In una delle ultime sedute della scorsa consiliatura, in particolare, il Consiglio superiore della magistratura aveva deciso di non confermarlo nell’incarico direttivo. Nel Plenum di questa settimana il Csm ha votato, non senza polemiche, la delibera con cui si invita l’Avvocatura generale dello Stato a non costituirsi in giudizio, e quindi a non resistere al ricorso al Consiglio di Stato presentato da Liguori contro la non conferma, dandone comunicazione al ministro della Giustizia. Una decisione che è stata criticata dai togati progressisti e dall’indipendente Andrea Mirenda dal momento che il Csm aveva vinto in primo grado.

Sul caso Liguori, va ricordato, si stanno susseguono da tempo decisioni quanto mai in contrasto fra loro. Il Csm, infatti, dopo aver ritenuto nel 2021 queste chat irrilevanti ai fini dell'incompatibilità ambientale, le aveva “valorizzate” ai fini della conferma quadriennale, sottolineando come Liguori, dalle interlocuzioni con Palamara, avesse alterato «il corretto svolgimento del procedimento amministrativo afferente il conferimento di uffici direttivi o semidirettivi». Il magistrato aveva quindi chiesto la sospensiva, respinta, al Tar del Lazio. Provvedimento ribaltato poi dal Consiglio di Stato, che aveva evidenziato «una palese contraddittorietà, poiché nella delibera di archiviazione del gennaio del 2021 il Csm ha affermato che i contenuti delle chat non risultano idonei a determinare “anche in astratto un appannamento della funzione di procuratore e incidere in alcun modo sull'ufficio che dirige”».

Il Tar del Lazio pronunciandosi sul merito all’inizio del mese era però rimasto del proprio avviso ed aveva dunque avallato la decisione del Csm di non confermare Liguori nell'incarico. Qualche giorno dopo ecco arrivare allora la nuova sospensiva del Consiglio di Stato, con rapida fissazione del merito al 28 novembre in considerazione del fatto che il Csm ha già messo a concorso il posto di procuratore di Terni.

Inevitabile a questo punto fare due riflessioni.
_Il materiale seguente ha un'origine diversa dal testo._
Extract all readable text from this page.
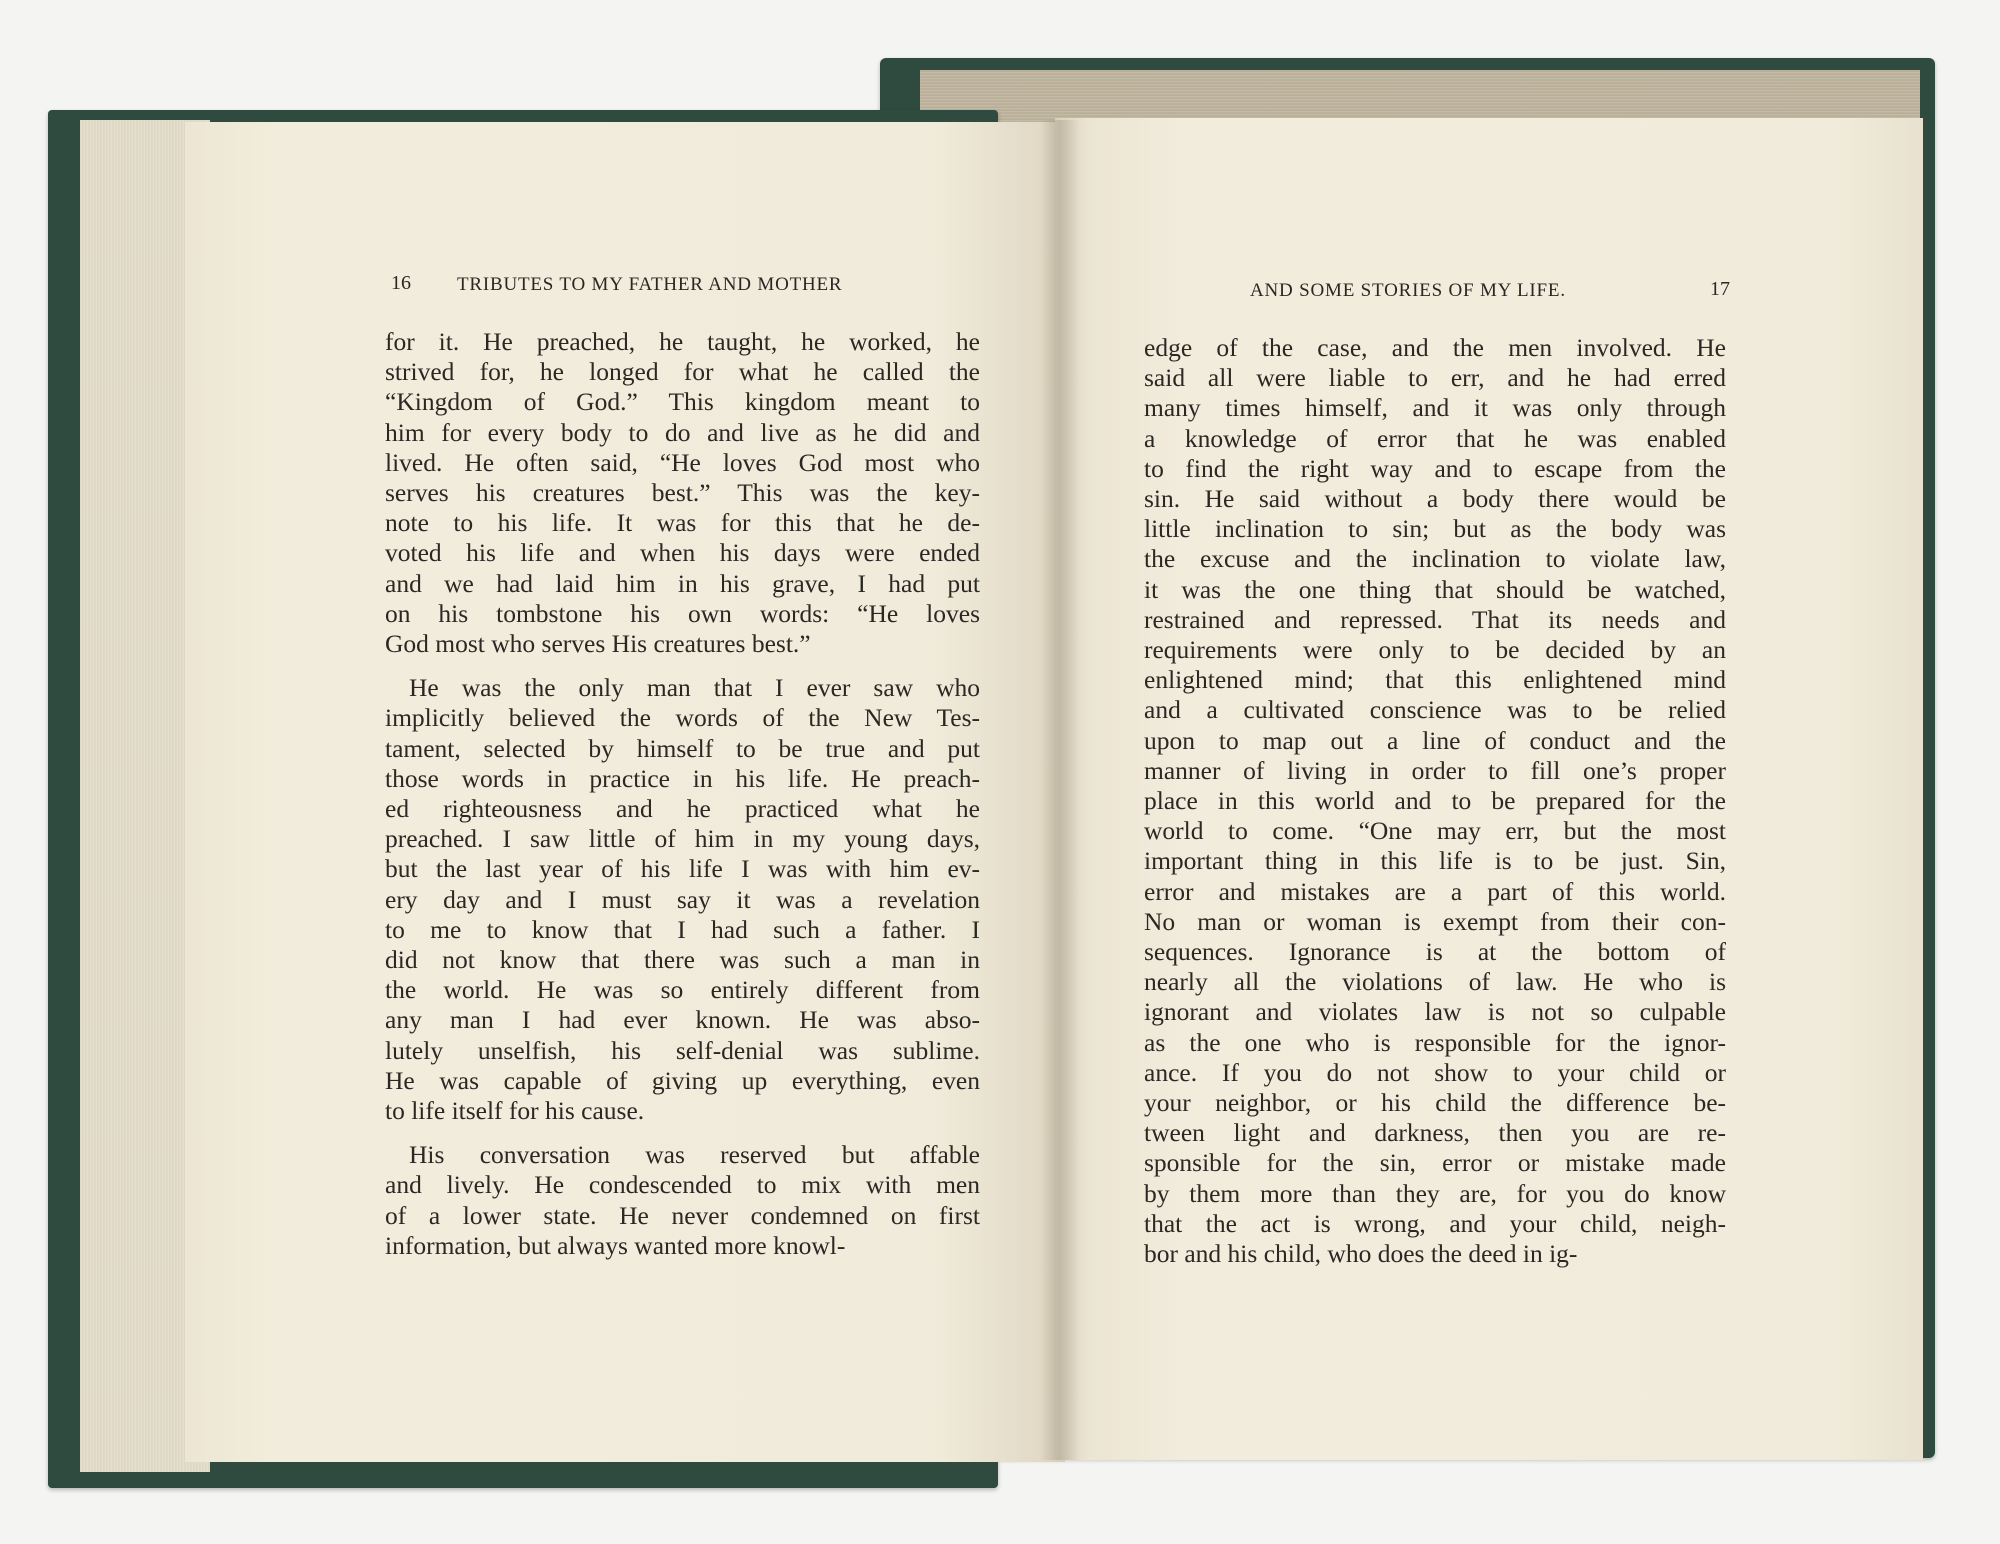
16 TRIBUTES TO MY FATHER AND MOTHER

for it. He preached, he taught, he worked, he
strived for, he longed for what he called the
“Kingdom of God.” This kingdom meant to
him for every body to do and live as he did and
lived. He often said, “He loves God most who
serves his creatures best.” This was the key-
note to his life. It was for this that he de-
voted his life and when his days were ended
and we had laid him in his grave, I had put
on his tombstone his own words: “He loves
God most who serves His creatures best.”

He was the only man that I ever saw who
implicitly believed the words of the New Tes-
tament, selected by himself to be true and put
those words in practice in his life. He preach-
ed righteousness and he practiced what he
preached. I saw little of him in my young days,
but the last year of his life I was with him ev-
ery day and I must say it was a revelation
to me to know that I had such a father. I
did not know that there was such a man in
the world. He was so entirely different from
any man I had ever known. He was abso-
lutely unselfish, his self-denial was sublime.
He was capable of giving up everything, even
to life itself for his cause.

His conversation was reserved but affable
and lively. He condescended to mix with men
of a lower state. He never condemned on first
information, but always wanted more knowl-

AND SOME STORIES OF MY LIFE.	17

edge of the case, and the men involved. He
said all were liable to err, and he had erred
many times himself, and it was only through
a knowledge of error that he was enabled
to find the right way and to escape from the
sin. He said without a body there would be
little inclination to sin; but as the body was
the excuse and the inclination to violate law,
it was the one thing that should be watched,
restrained and repressed. That its needs and
requirements were only to be decided by an
enlightened mind; that this enlightened mind
and a cultivated conscience was to be relied
upon to map out a line of conduct and the
manner of living in order to fill one’s proper
place in this world and to be prepared for the
world to come. “One may err, but the most
important thing in this life is to be just. Sin,
error and mistakes are a part of this world.
No man or woman is exempt from their con-
sequences. Ignorance is at the bottom of
nearly all the violations of law. He who is
ignorant and violates law is not so culpable
as the one who is responsible for the ignor-
ance. If you do not show to your child or
your neighbor, or his child the difference be-
tween light and darkness, then you are re-
sponsible for the sin, error or mistake made
by them more than they are, for you do know
that the act is wrong, and your child, neigh-
bor and his child, who does the deed in ig-
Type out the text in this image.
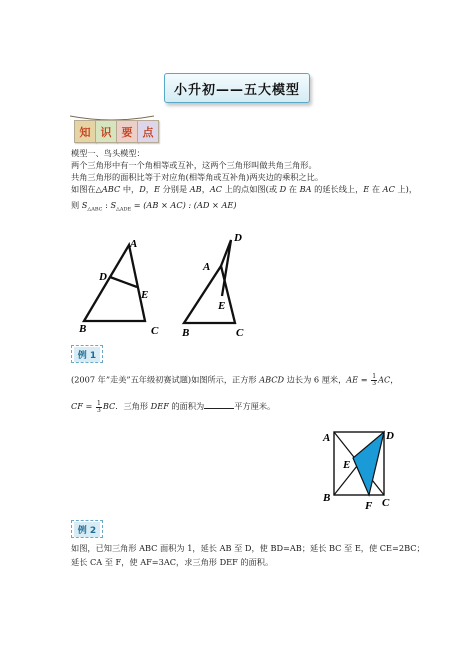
小升初——五大模型
知 识 要 点
模型一、鸟头模型：
两个三角形中有一个角相等或互补，这两个三角形叫做共角三角形。
共角三角形的面积比等于对应角(相等角或互补角)两夹边的乘积之比。
如图在△ABC 中，D，E 分别是 AB，AC 上的点如图(或 D 在 BA 的延长线上，E 在 AC 上)，
则 $S_{\triangle ABC}$ : $S_{\triangle ADE} = (AB \times AC)$ : (AD × AE)
A
D
E
B	C
D
A
E
B	C
例 1
(2007 年”走美”五年级初赛试题)如图所示，正方形 ABCD 边长为 6 厘米，AE = $\frac{1}{3}$ AC，
CF = $\frac{1}{3}$ BC．三角形 DEF 的面积为	平方厘米。
A	D
E
B
F C
例 2
如图，已知三角形 ABC 面积为 1，延长 AB 至 D，使 BD=AB；延长 BC 至 E，使 CE=2BC；
延长 CA 至 F，使 AF=3AC，求三角形 DEF 的面积。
La prima è certamente relativa al “rapporto” del Csm con la giustizia amministrativa: Palazzo dei Marescialli non perde occasione per affermare che la magistratura ordinaria costituisce un ordine autonomo e indipendente da ogni altro potere dello Stato e che il suo organo di autogoverno è chiamato a garantire queste prerogative nei confronti di chiunque, anche verso il giudice amministrativo.

La seconda riguarda proprio le chat che da quasi cinque anni stanno condizionando a senso unico l’attività del Csm, “colpendo” solo i magistrati che hanno avuto la sventura di chattare con Palamara. La sentenza “Renzi” della Corte costituzionale rischia ora di mettere tutto in discussione. A tal proposito l’altra settimana è stata chiesta da parte dei consiglieri della corrente centrista Unicost l'apertura di una pratica proprio per valutare le “ripercussioni” sui procedimenti amministrativi di Palazzo dei Marescialli della sentenza 130 della scorsa estate. Tema che era stato già affrontato dal laico di Italia viva Ernesto Carbone.